Would the fact that the action against X did not fall under the exceptions spelled out in 1367(b) mean that it has supplemental jurisdiction? Not so fast. One might be able to argue that supplemental jurisdiction is unavailable because the addition of X contaminates the original action (P1 & P2 v. D), making that no longer an action over which the court has original jurisdiction. (See Kennedy’s contamination theory in Allapattah.) But one can argue that the Kennedy’s contamination theory does not apply P1’s action against X, because that is not an action by a plaintiff against a defendant. It is an action by a plaintiff against a crossclaim defendant. It is only to actions by plaintiffs against defendants that the contamination theory is meant to apply. I didn’t expect a solution to this puzzle (it is unclear just how far the contamination theory is supposed to go).
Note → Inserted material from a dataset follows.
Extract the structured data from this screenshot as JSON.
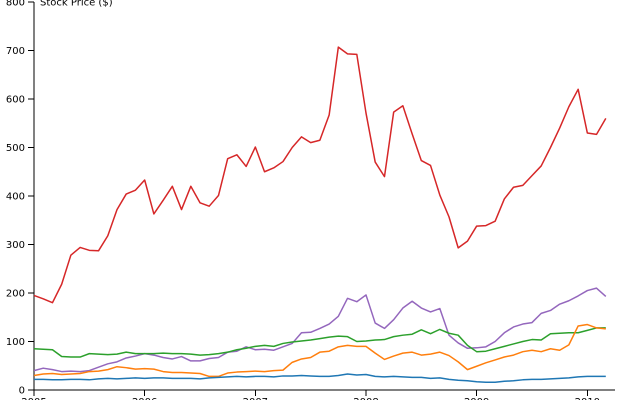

As I noted, however, the vast majority of you did not mention the 13(h) issue. You simply said that X was made a party under R. 20 and thus that an exception 1367(b) applied. Incidentally, even here it may be that the real reason that P1’s action against X would not have SMJ is due to the contamination theory. X could contaminate the original action of P1 & P2 v. D, making the question of whether an exception in 1367(b) applies moot. (A few of you noticed this.)
A final issue is that P1’s crossclaim against P2 does not itself have supplemental jurisdiction (it clearly is an action by a plaintiff against someone made a party under R 20 and so clearly falls under an exception in 1367(b)). That creates a problem for how P1’s action against X can be joined under 13(h), since there is no good crossclaim for it to be joined to. I was hoping some of you might mention this problem, but no one did.
Finally, should there be supplemental jurisdiction here? The answer is pretty clearly no. It would be an easy end-run around the diversity statute, since P1, wanting to sue X in federal court but being unable to do so directly because they not diverse, could get the action into federal court anyway, by joining it to what is otherwise an acceptable diversity action. The supplemental jurisdiction statute was drafted (however inadequately) precisely to avoid such strategies.